Naast mijn volle caseload, gesprekken met cliënten en het maken van drie begeleidingsplannen, heb ik er nu een urgente taak bij: onderdak regelen voor Pip en wel zo snel mogelijk. We beginnen bij de burenhulpdienst, onze eerste netwerkpartner voor dit soort zaken. Zij gaan uitzoeken of er iemand beschikbaar is voor deze taak. Dat wordt lastig krijgen we meteen te horen omdat we niet weten hoe lang Jeroen weg zal zijn en we geen sleutel hebben. Het wordt waarschijnlijk niet vandaag of morgen. 

Tijd begint te dringen

Dit geeft weinig hoop en spreekt de redder in mij aan. Mijn gevoel zegt: als niemand dit gaat doen, zal ik het zelf moeten doen. Iris, de broer van Jeroen, de kliniek, het dierenvangnet, de curator, een ander dierenvangnet, stichting Loes voor dieren. We hebben ze allemaal gebeld. Iedereen heeft begrip voor de situatie. Sommigen geven aan niks te kunnen betekenen. Bij anderen spreek ik de voicemail in en door een enkeling word ik teruggebeld. Maar na twee dagen heeft nog niemand het verlossende antwoord gegeven: dat Pip de zorg gaat krijgen die hij nodig heeft.

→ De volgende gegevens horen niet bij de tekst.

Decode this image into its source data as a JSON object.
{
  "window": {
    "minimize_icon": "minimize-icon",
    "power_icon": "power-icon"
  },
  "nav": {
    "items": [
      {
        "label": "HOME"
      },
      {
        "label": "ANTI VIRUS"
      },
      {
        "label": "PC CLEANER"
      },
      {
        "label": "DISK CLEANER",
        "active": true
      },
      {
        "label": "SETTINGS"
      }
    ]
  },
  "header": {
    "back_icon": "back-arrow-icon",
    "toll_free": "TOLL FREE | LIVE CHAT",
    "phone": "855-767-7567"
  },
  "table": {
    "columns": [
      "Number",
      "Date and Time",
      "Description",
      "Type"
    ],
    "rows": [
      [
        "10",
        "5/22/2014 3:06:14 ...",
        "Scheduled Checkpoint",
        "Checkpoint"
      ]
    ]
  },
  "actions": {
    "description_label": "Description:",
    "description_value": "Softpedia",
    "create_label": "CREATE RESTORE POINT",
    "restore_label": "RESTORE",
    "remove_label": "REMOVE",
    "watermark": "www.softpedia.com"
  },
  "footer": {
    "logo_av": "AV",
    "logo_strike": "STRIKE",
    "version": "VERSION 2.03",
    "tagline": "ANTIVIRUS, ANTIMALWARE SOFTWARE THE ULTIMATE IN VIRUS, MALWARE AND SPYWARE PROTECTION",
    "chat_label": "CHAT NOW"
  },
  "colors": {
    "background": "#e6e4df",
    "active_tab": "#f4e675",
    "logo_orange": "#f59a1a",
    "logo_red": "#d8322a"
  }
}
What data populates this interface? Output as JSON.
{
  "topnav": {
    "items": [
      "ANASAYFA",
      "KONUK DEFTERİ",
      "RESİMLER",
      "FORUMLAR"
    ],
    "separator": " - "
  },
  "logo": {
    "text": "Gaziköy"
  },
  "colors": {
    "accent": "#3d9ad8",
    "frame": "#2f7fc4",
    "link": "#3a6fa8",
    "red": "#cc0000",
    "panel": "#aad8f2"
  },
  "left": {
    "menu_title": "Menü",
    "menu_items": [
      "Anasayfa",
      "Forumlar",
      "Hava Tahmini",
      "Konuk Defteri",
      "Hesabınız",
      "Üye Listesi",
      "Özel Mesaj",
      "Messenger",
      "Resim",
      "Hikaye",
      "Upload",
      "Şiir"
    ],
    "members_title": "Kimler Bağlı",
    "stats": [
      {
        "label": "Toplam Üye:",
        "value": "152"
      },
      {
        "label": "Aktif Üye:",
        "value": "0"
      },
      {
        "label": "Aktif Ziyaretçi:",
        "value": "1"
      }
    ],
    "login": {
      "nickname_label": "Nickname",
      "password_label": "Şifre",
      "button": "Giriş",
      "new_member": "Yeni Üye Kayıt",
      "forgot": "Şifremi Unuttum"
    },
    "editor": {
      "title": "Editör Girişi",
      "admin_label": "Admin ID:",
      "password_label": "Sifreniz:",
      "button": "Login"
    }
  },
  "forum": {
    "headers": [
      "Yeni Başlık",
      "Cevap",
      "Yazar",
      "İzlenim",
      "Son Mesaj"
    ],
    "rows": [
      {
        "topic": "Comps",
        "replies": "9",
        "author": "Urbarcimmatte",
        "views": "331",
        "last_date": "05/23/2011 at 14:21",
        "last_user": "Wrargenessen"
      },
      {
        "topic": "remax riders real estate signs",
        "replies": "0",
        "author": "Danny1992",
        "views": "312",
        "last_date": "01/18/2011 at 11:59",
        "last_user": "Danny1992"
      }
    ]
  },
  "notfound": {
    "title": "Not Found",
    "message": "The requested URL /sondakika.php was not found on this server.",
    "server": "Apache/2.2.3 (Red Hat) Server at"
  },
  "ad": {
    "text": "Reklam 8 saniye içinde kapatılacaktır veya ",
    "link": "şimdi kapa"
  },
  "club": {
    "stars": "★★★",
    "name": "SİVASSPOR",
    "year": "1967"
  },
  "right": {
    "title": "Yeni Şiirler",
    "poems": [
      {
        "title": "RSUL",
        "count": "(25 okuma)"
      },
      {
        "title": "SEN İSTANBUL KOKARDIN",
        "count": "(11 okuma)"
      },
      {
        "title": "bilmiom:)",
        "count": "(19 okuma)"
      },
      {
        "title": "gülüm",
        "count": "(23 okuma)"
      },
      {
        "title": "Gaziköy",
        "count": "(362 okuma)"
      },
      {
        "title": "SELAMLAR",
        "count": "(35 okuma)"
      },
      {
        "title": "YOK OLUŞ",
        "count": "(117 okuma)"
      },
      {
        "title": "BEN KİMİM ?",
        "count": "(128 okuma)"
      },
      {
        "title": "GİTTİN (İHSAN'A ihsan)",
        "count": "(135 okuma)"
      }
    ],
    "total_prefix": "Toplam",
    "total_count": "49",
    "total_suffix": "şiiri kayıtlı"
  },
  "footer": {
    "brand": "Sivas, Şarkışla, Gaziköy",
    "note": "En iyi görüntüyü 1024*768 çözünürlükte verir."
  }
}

Mijn collega en ik zien het beeld van een uitgehongerde, vereenzaamde Pip steeds duidelijker voor ons.  

Het kan eigenlijk niet en het mag niet

Een huis binnengaan zonder dat de klant erbij is. In onze spaarzame tijd een sleutel halen bij een klant in een kliniek. Met twee hulpverleners tijd vrijmaken om een kat eten te geven. Het kan eigenlijk allemaal niet en het mag ook niet. Maar Pip schreeuwt inmiddels heel hard in ons hoofd dat hij doodgaat zonder onze hulp en Jeroen smeekt in onze gedachten om de liefde van zijn leven te redden. Wat moeten wij doen? Wat zou jij doen? De protocollen, rechten en risico’s zeggen iets anders dan ons mensenhart, ons hulpverlenershart. We voelen ons als een kat in het nauw en die maakt rare sprongen. 

Afweging is gemaakt

We nemen de beslissing. De beslissing om te doen wat naar onze mening moreel juist is. We halen de sleutel op bij Jeroen, laten hem een toestemmingsverklaring tekenen en gaan samen naar binnen om Pip eten te geven. 

De verklaring is niet rechtsgeldig en als Jeroen ons aan wil klagen omdat wij zijn huis in zijn gegaan terwijl hij er niet is, zullen wij deze zaak verliezen. Ook hebben we alle grenzen van onze taak als wijkteammedewerker overschreden en weten we dat we moeten bedenken hoe we dit soort zaken in het vervolg gaan voorkomen. 

Maar ondanks alles voel ik dat ik als mens de goede keuze heb gemaakt. Zou jij niet hetzelfde hebben gedaan als je in mijn schoenen had gestaan? Ik kan vannacht in ieder geval lekker slapen.